Is there a "most unstable rigid body shape" when spun about its intermediate axis? Is there a shape of a solid, that provides the quickest and most violent deviation of its axis of rotation, when spun around its intermediate axis? What would be this shape and does it depend on a particular length ratio between the three axis, in this case is there a sweet spot ratio for getting the most unstable behaviour?
 A: The rotation property of the solid only depends on its principal moment of inertia: $I_1\geq I_2\geq I_3$, so you can always revert to the case where it’s a brick, an ellipsoid or pretty much any shape you want. You’ll get the corresponding principle moments of inertia by squeezing it appropriately about the principle directions.
I would understand “the most unstable” by maximizing the Liapunov coefficient $\lambda$ which is the inverse timescale at which the rotational axis diverges from the intermediate axis. It is obtained by linearizing Euler’s equation about the unstable equilibrium. You get:
$$
\lambda = \sqrt{\frac{(I_1-I_2)(I_2-I_3)}{I_1I_3}}\Omega
$$
with $\Omega$ is angular velocity which is directed along the unstable intermediate axis. The fact that it is proportional to $\Omega$ is not surprising as by increasing the initial angular velocity necessary decreases the timescale from dimensional analysis (only timescale of the problem).

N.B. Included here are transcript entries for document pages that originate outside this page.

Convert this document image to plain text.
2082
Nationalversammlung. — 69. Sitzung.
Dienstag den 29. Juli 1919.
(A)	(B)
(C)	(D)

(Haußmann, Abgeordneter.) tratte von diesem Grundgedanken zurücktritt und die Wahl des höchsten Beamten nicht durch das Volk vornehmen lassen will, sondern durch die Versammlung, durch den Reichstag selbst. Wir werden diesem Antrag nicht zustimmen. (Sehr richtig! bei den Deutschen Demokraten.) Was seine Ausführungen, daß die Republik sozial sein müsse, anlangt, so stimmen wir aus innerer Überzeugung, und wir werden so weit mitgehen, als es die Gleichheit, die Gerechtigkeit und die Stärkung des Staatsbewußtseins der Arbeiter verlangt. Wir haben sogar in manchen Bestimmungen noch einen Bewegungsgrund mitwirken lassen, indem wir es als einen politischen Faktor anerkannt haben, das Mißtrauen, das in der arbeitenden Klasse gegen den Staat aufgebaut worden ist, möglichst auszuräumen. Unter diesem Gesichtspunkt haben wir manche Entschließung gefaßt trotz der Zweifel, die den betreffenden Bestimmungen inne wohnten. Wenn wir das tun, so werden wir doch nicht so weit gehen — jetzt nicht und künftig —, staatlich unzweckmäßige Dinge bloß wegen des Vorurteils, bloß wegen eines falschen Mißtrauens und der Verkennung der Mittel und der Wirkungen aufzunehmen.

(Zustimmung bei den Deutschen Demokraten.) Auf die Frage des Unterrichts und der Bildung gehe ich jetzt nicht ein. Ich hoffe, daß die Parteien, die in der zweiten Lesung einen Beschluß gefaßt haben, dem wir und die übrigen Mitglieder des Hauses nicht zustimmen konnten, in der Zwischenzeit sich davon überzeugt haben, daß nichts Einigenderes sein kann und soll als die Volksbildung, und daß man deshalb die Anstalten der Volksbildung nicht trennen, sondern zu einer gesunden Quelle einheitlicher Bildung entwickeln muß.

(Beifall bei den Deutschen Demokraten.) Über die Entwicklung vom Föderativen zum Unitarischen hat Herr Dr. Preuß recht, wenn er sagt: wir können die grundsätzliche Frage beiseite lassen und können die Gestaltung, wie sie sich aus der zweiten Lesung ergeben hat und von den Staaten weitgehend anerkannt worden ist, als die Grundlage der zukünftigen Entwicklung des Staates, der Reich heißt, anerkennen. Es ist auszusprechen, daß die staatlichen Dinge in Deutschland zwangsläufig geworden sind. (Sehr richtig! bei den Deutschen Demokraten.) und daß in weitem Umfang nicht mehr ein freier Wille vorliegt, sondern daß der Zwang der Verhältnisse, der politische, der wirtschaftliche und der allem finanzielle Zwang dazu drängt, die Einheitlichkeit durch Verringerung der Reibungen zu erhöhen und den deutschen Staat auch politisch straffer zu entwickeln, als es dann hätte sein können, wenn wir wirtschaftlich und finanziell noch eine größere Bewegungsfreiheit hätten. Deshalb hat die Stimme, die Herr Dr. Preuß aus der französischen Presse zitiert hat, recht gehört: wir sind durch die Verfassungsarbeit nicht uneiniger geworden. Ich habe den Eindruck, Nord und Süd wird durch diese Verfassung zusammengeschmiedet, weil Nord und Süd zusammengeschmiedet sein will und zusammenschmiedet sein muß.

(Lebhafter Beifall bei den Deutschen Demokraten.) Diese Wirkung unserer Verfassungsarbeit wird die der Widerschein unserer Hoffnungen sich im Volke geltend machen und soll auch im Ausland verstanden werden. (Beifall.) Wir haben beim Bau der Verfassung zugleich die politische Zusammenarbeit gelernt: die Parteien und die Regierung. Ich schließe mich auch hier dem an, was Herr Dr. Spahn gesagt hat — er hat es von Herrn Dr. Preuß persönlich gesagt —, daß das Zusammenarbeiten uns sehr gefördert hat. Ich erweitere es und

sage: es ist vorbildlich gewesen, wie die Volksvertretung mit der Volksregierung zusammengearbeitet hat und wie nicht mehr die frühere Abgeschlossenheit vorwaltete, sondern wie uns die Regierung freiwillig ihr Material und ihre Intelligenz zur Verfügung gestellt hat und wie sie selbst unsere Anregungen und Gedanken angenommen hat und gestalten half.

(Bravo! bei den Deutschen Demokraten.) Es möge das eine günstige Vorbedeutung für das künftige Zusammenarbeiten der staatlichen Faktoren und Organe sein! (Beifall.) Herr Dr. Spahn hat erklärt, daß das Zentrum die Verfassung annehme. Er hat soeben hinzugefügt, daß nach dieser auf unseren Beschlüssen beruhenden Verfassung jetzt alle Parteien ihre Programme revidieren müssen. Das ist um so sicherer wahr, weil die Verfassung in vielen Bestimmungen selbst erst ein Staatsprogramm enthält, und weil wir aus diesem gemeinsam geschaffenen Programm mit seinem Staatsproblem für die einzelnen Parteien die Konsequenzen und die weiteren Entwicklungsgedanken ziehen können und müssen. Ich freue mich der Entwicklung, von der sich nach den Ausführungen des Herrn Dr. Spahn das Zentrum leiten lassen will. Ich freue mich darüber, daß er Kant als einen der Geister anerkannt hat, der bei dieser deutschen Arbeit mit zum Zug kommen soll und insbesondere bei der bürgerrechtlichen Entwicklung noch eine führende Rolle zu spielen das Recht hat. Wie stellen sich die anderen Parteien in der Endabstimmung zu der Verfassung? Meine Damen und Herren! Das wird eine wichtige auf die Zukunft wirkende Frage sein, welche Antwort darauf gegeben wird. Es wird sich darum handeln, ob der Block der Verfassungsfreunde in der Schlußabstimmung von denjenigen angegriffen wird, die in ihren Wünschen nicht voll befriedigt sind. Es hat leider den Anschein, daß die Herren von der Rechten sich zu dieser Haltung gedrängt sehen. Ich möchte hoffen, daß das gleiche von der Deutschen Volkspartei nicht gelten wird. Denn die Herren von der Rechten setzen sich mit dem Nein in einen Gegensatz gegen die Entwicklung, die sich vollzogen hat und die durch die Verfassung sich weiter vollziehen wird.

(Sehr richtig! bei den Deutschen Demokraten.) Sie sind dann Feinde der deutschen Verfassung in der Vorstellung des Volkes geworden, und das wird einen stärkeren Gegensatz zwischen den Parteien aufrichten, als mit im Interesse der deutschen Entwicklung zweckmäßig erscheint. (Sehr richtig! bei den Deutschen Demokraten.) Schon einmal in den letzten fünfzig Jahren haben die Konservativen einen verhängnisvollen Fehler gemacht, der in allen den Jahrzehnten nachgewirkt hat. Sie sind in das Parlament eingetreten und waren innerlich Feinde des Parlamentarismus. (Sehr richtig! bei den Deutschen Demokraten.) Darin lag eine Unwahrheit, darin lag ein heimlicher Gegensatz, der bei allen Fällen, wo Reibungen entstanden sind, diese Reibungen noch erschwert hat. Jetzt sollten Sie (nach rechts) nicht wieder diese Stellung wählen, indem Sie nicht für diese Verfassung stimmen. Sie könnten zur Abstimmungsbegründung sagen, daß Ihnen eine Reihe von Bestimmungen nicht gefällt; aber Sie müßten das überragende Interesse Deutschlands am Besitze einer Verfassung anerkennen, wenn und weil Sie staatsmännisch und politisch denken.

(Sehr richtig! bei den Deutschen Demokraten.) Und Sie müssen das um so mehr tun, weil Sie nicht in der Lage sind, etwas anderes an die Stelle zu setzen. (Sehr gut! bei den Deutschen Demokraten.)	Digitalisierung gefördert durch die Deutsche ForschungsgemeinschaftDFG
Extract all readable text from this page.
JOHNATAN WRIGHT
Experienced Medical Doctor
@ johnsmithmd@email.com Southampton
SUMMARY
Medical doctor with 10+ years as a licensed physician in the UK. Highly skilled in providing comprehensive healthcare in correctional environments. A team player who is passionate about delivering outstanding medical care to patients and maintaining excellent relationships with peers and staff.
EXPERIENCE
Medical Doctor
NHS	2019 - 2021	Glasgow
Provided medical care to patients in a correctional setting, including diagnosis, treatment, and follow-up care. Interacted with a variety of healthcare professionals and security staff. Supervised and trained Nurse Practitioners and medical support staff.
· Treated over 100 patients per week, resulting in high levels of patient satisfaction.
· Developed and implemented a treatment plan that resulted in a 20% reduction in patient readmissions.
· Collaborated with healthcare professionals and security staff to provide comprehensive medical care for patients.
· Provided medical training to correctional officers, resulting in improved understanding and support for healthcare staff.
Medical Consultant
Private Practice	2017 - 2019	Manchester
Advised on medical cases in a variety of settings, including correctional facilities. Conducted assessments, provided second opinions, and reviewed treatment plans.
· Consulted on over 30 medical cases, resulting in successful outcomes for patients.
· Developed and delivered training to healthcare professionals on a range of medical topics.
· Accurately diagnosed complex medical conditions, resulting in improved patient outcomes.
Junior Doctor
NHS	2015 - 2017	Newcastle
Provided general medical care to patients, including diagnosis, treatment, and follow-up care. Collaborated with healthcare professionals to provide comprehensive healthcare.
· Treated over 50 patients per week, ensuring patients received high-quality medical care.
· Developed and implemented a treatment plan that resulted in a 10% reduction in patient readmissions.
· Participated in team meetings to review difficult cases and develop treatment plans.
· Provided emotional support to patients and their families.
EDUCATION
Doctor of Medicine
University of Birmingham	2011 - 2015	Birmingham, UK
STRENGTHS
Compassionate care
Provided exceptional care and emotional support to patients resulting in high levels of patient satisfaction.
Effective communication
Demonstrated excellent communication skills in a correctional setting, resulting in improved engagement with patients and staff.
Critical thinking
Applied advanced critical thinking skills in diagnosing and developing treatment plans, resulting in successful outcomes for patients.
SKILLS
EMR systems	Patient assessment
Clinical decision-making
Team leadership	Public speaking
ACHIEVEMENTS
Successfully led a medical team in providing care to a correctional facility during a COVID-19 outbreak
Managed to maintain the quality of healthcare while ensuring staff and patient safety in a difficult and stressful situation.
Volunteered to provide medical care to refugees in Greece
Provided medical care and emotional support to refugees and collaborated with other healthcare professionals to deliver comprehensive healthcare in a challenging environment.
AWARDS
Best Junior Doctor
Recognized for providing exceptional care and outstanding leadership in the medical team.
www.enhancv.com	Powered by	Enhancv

The answer to you question thus lies in the geometrical prefactor in front:
$$
C = \sqrt{\frac{(I_1-I_2)(I_2-I_3)}{I_1I_3}}
$$
which you must seek to maximize by squeezing appropriately your shape. Note that it can take any value you want, especially arbitrarily large ones. The problem would be more interesting if you were to add constraints like fixing volume, mass, minimum/maximum radius etc.
Hope this helps.